Commentaire d’un étudiant : c’est pour la sécurité du consommateur parce que c’est trop dangereux de le démonter.
Une étudiante rajoute qu’il y a même des consommateurs qui intentent des procès ridicules aux fabricants parce qu’ils se sont blessés.
Enfin une autre conclut : ils sont obligés, c’est pour pouvoir en vendre plus !
Aucune autre réaction sur l’éthique de l’ingénieur ou sur la finalité humaine de la production. Les études d’ingénieur sont des études sérieuses Madame, on ne s’y embarrasse pas de considérations oiseuses.

 Croissance ?

Mais quelle drôle d’idée que de passer des heures à remettre en état un appareil en panne. Que de tracas, que de soucis, alors qu’un neuf coûte à peine une heure de salaire et qu’il possède évidemment plein de perfectionnements. Vos amis en seront jaloux.

L’idée, l’espoir, est qu’en réparant des appareils on diminue sa consommation matérielle puisqu’on garde l’ancien plutôt que d’acheter un nouveau. C’est donc un beau geste pour la planète et pour les générations futures.

Restons cependant bassement terre à terre. Si je diminue ma consommation d’appareils je contribue à mettre les gens qui les produisent au chômage. Et c’est justement ce que mon gouvernement ne veut en aucun cas. Donc, pendant que je fais un effort pour diminuer, lui tente d’augmenter la consommation, la mienne et la vôtre, par tous les moyens. Il faut de la croissance pour l’emploi !

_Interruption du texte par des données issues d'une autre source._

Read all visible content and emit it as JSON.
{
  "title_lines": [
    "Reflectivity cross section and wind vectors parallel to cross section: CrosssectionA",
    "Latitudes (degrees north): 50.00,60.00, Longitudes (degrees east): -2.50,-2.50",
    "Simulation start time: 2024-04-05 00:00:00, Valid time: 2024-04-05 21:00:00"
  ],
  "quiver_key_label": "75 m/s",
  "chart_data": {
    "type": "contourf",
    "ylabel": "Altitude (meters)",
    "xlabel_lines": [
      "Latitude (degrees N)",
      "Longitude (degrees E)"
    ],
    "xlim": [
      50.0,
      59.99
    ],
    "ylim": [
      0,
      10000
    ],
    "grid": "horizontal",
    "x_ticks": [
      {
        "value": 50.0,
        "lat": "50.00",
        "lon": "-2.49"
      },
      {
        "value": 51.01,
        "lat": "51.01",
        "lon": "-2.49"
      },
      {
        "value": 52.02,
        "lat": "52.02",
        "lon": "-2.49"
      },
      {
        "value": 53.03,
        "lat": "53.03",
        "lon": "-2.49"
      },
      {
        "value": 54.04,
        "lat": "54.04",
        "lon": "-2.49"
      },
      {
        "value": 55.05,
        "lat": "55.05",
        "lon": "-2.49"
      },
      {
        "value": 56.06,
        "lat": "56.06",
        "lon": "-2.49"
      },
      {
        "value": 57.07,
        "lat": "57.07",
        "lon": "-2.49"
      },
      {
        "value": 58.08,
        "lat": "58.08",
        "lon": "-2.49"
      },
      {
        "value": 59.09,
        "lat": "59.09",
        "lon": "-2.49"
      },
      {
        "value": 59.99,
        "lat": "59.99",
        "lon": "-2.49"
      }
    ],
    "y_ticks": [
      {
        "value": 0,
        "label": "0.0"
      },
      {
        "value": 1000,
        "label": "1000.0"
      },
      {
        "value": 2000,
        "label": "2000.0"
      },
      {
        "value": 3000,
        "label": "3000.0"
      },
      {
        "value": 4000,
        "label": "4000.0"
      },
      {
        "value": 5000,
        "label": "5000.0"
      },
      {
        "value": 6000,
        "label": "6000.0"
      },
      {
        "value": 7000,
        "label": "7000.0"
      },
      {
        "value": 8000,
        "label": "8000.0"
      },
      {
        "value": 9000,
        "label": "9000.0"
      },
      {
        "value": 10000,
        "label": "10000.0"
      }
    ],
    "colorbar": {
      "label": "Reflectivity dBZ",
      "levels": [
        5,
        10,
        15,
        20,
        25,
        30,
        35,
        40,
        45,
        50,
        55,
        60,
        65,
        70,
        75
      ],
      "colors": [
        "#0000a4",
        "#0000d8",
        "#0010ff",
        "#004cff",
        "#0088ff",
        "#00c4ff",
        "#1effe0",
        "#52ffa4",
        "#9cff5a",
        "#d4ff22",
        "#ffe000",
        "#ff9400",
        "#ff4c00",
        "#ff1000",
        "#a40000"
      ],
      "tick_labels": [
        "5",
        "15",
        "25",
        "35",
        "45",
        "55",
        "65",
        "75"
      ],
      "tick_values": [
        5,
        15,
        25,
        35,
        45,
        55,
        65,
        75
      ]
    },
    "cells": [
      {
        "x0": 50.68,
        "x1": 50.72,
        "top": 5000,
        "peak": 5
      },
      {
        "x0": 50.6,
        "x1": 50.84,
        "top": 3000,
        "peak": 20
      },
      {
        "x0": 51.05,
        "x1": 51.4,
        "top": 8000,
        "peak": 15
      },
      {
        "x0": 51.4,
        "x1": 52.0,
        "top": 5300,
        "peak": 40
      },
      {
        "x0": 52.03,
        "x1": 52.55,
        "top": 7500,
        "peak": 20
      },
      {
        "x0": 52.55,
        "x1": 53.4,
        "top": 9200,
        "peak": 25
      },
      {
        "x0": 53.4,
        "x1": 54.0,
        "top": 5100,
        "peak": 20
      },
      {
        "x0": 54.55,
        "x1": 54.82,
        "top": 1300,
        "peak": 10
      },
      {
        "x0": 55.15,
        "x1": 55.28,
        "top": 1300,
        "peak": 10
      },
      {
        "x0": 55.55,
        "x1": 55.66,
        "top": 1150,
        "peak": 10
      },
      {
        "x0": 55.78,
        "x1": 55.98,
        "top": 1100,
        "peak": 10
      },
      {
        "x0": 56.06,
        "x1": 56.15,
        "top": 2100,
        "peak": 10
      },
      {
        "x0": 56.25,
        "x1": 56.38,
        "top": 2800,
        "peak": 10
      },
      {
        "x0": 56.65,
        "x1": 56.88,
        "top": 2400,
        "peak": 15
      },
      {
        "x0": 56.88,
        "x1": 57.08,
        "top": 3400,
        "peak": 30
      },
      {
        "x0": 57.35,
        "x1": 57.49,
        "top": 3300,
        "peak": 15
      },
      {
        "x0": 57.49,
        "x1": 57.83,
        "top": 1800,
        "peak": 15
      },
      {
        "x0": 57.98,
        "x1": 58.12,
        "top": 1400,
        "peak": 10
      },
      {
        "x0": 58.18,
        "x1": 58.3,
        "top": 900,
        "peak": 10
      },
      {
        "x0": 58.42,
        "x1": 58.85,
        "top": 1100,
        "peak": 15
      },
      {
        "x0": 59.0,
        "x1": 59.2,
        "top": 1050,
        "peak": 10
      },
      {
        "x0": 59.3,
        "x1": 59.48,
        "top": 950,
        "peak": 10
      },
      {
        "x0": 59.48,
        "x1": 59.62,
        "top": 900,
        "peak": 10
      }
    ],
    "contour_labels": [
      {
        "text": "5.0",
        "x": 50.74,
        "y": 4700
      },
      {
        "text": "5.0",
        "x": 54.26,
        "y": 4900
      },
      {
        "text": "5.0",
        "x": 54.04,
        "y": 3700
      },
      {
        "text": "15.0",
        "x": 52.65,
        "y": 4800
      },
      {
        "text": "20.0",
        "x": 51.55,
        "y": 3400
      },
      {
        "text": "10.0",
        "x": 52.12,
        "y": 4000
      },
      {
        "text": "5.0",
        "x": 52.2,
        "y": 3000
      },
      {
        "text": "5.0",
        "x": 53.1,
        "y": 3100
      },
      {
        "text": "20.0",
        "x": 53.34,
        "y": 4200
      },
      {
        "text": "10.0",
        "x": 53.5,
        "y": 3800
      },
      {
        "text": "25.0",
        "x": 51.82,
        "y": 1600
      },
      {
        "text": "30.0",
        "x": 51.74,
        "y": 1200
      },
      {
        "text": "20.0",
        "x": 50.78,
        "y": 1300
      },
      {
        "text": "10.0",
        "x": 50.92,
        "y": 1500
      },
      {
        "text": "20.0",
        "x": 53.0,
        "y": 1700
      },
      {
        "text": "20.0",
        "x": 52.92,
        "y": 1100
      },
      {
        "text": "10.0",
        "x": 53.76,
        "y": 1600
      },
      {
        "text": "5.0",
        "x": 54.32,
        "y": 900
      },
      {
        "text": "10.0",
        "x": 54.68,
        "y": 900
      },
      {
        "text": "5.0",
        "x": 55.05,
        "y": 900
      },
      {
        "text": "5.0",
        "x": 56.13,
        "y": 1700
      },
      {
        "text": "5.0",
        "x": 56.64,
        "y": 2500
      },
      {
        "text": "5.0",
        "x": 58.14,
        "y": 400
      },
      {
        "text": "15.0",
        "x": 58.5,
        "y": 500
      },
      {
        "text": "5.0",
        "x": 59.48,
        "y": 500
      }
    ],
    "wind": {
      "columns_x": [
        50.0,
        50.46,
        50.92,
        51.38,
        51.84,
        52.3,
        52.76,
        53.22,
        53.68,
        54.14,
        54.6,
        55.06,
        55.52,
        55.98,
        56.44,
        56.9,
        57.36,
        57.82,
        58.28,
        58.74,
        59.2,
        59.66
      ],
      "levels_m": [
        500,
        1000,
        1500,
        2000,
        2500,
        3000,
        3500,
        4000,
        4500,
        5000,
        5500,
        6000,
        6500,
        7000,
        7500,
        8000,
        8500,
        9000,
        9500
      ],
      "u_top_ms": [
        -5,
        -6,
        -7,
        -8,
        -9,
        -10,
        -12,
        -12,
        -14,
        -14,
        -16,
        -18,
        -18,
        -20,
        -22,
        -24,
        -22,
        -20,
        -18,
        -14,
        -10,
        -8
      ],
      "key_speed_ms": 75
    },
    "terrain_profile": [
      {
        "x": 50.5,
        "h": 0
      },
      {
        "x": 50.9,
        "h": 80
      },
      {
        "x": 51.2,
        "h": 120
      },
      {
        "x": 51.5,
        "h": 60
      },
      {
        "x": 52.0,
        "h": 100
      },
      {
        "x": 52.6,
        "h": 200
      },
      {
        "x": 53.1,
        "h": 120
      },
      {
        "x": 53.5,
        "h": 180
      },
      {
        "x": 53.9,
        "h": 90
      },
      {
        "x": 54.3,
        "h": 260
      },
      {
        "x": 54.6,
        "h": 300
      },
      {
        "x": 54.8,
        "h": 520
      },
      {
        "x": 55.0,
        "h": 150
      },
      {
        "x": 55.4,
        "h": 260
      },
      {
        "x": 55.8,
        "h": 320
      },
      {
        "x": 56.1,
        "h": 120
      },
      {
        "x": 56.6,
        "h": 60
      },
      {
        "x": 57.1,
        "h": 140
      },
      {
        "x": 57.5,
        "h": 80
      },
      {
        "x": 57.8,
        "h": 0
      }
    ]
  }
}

Et c’est dans cet état de complète schizophrénie que nous nous trouvons aujourd’hui. Vouloir une chose et son contraire. Moins de consommation mais pas moins de revenus. La sagesse viendra sûrement un jour, forcée par les circonstances... En attendant, les repair cafés ouvrent la voie, dans la joie et la bonne humeur.